Nous allons répondre à la terreur par moins de démocratie, moins d’ouverture et moins de tolérance

Après les attentats d’Oslo, Jens Stoltenberg, alors Ministre d’Etat en Norvège, déclarait : « J’ai un message pour celui qui nous a attaqué et pour ceux qui sont derrière tout ça : vous ne nous détruirez pas. Vous ne détruirez pas la démocratie et notre travail pour rendre le monde meilleur. Nous allons répondre à la terreur par plus de démocratie, plus d’ouverture et de tolérance ».

Après les attentats de Paris, François Hollande déclare qu’il faut entrer en guerre, met à mal les libertés publiques, et souhaite modifier la constitution. Si les peuples ont les dirigeants qu’ils méritent, quel pêché a donc pu commettre le peuple français pour mériter un président doté d’un tel manque d’envergure et de pertinence politique ? Ajouter l’indécence des rodomontades et des fausses solutions sécuritaires et guerrières à l’horreur des crimes commis n’est pas à la hauteur des enjeux.

Plus je réfléchis à la situation, et plus je pense que parmi la multiplicité des raisons qui ont conduit des jeunes français à préférer se faire exploser au milieu d’autres jeunes français ou à les mitrailler à la kalachnikov, plutôt que de partager des moments de convivialité, de musique ou de sport avec eux, il y a la manière dont les gouvernements successifs se sont acharnés à détruire tout espoir dans notre pays, depuis plus de dix ans, au nom des dogmes libéraux. Eux qui osent monter aujourd’hui en tribune, en revendiquant des « valeurs » et en chantant la marseillaise, devraient plutôt s’excuser d’avoir détruit dans ce pays tout ce qui y créait du lien social : associations (dont la réduction drastique des financements empêche le travail), services publics (liquidés sur l’autel de la rentabilité), lieux de savoir et de culture (voués au marketing), universités et recherche publique (liquidées au nom du crédo de la compétitivité). Ils ont fait de la concurrence de tous contre tous leur alpha et leur oméga : les politiques libérales, ainsi que les médias qui les servent en véhiculant une parole « décomplexée » sans la moindre éthique du débat public, portent une lourde responsabilité dans la monté des extrémismes et des haines entre communautés.
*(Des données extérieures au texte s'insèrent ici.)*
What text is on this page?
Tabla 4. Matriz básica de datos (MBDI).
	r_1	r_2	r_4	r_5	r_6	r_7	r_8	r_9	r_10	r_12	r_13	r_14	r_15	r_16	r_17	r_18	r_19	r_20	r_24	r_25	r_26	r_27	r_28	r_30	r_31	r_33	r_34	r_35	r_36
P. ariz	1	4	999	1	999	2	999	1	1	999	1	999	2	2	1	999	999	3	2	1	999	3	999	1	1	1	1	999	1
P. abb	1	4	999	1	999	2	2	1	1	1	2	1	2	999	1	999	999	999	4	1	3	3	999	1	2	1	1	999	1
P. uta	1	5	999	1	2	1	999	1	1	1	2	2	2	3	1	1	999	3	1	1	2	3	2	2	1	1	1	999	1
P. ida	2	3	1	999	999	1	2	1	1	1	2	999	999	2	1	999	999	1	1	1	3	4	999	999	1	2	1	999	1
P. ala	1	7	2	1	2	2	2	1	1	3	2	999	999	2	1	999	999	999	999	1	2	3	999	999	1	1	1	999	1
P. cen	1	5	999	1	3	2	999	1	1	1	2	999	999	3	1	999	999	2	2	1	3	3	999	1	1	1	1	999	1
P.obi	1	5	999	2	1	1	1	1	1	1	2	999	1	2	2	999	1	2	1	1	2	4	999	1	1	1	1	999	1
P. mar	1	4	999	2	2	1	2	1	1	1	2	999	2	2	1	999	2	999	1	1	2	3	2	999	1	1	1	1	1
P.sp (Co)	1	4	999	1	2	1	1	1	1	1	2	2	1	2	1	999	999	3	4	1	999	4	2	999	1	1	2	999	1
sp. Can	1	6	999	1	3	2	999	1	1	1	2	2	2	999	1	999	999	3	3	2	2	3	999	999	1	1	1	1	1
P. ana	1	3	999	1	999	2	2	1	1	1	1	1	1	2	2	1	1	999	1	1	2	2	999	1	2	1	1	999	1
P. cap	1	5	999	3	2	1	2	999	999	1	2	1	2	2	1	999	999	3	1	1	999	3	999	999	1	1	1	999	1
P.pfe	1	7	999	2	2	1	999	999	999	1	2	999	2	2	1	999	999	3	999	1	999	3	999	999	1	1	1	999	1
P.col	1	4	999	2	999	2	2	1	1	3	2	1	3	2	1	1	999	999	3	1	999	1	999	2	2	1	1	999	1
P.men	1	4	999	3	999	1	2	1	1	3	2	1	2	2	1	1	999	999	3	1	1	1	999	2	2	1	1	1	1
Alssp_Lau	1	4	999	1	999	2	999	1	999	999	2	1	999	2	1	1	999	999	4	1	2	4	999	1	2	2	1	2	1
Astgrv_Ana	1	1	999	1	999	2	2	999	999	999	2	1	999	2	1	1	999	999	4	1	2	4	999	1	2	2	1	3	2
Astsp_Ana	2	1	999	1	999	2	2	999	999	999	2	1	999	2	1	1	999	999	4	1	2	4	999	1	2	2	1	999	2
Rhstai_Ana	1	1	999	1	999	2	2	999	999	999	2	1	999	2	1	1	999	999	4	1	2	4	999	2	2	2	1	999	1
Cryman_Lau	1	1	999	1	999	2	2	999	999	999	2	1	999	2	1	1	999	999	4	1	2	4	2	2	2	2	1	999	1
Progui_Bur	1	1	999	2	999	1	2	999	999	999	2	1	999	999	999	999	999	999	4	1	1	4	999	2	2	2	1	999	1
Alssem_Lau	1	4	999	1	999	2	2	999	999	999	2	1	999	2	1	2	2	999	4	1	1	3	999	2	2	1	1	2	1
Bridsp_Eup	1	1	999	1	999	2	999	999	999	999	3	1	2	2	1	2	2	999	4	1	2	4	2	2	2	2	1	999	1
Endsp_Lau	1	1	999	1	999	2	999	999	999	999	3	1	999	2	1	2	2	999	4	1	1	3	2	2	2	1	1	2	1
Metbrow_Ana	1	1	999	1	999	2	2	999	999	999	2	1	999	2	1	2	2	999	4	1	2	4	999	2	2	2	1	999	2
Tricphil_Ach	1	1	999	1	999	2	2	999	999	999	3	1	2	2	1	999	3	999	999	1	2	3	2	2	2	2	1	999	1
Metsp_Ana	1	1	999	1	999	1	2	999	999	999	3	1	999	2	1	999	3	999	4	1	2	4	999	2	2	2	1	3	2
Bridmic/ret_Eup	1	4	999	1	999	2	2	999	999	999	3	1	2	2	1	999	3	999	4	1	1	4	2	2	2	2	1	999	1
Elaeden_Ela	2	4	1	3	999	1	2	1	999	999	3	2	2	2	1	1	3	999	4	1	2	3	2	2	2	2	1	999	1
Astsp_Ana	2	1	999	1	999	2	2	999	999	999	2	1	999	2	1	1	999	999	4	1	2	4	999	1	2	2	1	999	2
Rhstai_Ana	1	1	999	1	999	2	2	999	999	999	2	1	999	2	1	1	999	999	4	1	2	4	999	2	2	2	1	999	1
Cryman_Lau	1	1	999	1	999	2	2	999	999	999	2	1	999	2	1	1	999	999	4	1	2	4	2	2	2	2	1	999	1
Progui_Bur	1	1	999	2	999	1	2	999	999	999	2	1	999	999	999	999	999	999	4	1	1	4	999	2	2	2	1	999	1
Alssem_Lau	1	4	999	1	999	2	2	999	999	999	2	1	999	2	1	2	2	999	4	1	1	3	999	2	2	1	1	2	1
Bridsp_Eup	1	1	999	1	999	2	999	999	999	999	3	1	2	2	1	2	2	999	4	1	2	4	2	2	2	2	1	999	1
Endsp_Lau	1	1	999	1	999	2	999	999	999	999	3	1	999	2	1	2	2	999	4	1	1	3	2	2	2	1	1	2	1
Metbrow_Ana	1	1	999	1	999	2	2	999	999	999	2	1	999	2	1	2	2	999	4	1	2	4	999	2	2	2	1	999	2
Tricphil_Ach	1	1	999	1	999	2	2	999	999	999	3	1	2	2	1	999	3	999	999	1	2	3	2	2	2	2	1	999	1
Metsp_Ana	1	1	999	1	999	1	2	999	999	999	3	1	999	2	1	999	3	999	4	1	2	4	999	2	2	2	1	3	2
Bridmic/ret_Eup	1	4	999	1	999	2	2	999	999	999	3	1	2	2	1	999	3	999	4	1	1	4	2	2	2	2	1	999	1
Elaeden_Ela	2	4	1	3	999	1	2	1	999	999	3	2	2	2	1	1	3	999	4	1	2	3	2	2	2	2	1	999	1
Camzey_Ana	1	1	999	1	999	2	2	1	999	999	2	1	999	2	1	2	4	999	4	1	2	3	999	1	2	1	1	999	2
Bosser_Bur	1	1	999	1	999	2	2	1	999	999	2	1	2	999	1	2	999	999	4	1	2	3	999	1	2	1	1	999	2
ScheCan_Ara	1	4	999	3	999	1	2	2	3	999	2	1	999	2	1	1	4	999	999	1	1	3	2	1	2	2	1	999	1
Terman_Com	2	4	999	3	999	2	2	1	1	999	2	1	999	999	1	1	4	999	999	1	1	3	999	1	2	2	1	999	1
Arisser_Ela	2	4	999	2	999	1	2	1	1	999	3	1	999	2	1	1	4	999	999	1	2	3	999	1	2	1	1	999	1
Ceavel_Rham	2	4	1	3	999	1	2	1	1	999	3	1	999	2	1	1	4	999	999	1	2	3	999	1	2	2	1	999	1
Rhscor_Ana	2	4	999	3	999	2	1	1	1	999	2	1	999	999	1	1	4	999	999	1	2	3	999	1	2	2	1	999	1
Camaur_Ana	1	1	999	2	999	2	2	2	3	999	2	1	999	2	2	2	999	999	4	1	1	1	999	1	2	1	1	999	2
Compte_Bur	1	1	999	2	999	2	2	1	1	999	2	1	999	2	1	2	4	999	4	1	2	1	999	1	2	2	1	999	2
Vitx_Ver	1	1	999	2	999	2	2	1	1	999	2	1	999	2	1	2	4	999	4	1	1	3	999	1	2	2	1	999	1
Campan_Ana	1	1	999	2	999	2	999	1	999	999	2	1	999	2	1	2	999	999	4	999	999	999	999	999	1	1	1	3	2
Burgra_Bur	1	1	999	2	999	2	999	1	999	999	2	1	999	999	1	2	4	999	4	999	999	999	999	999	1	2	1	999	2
L’urgence aujourd’hui, comme hier, est de restaurer l’espoir, de reconstruire un avenir commun loin de la vacuité des discours médiatiques et politiciens. On ne le fera pas sous la pression de l’urgence, et encore moins dans un cadre sécuritaire et guerrier. On ne le fera pas avec les recettes du passé, qui ont prouvé leur nocivité : voyez où nous a conduit la politique guerrière des USA à l’égard de l’Irak, et où nous a menée l’incohérence d’une politique extérieure entièrement vouée au « pragmatisme » économique, et au nom duquel la France vend des armes de guerre à des pays qui financent le terrorisme. Incohérence, également, de l’affichage de valeurs universalistes au moment-même où nous pratiquons un immonde tri sélectif des réfugiés fuyant des zones de guerre. Incohérence, enfin, des leçons de démocratie et de bonne gestion environnementale données aux pays du sud, alors que nous sommes ni capables de résoudre démocratiquement nos propres conflits sociaux, ni ouverts à une transition écologique réelle.

On ne ré-ouvrira des possibles qu’en retrouvant une cohérence sur des bases à la fois éthiques, réflexives, et de connaissance partagée et négociée : cela prendra du temps, cela sera difficile, et cela ne viendra pas d’en haut. Cela revient à refaire de la politique au sens noble, et non au sens des partis politiques, là où l’économique et le médiatique ont pris le dessus.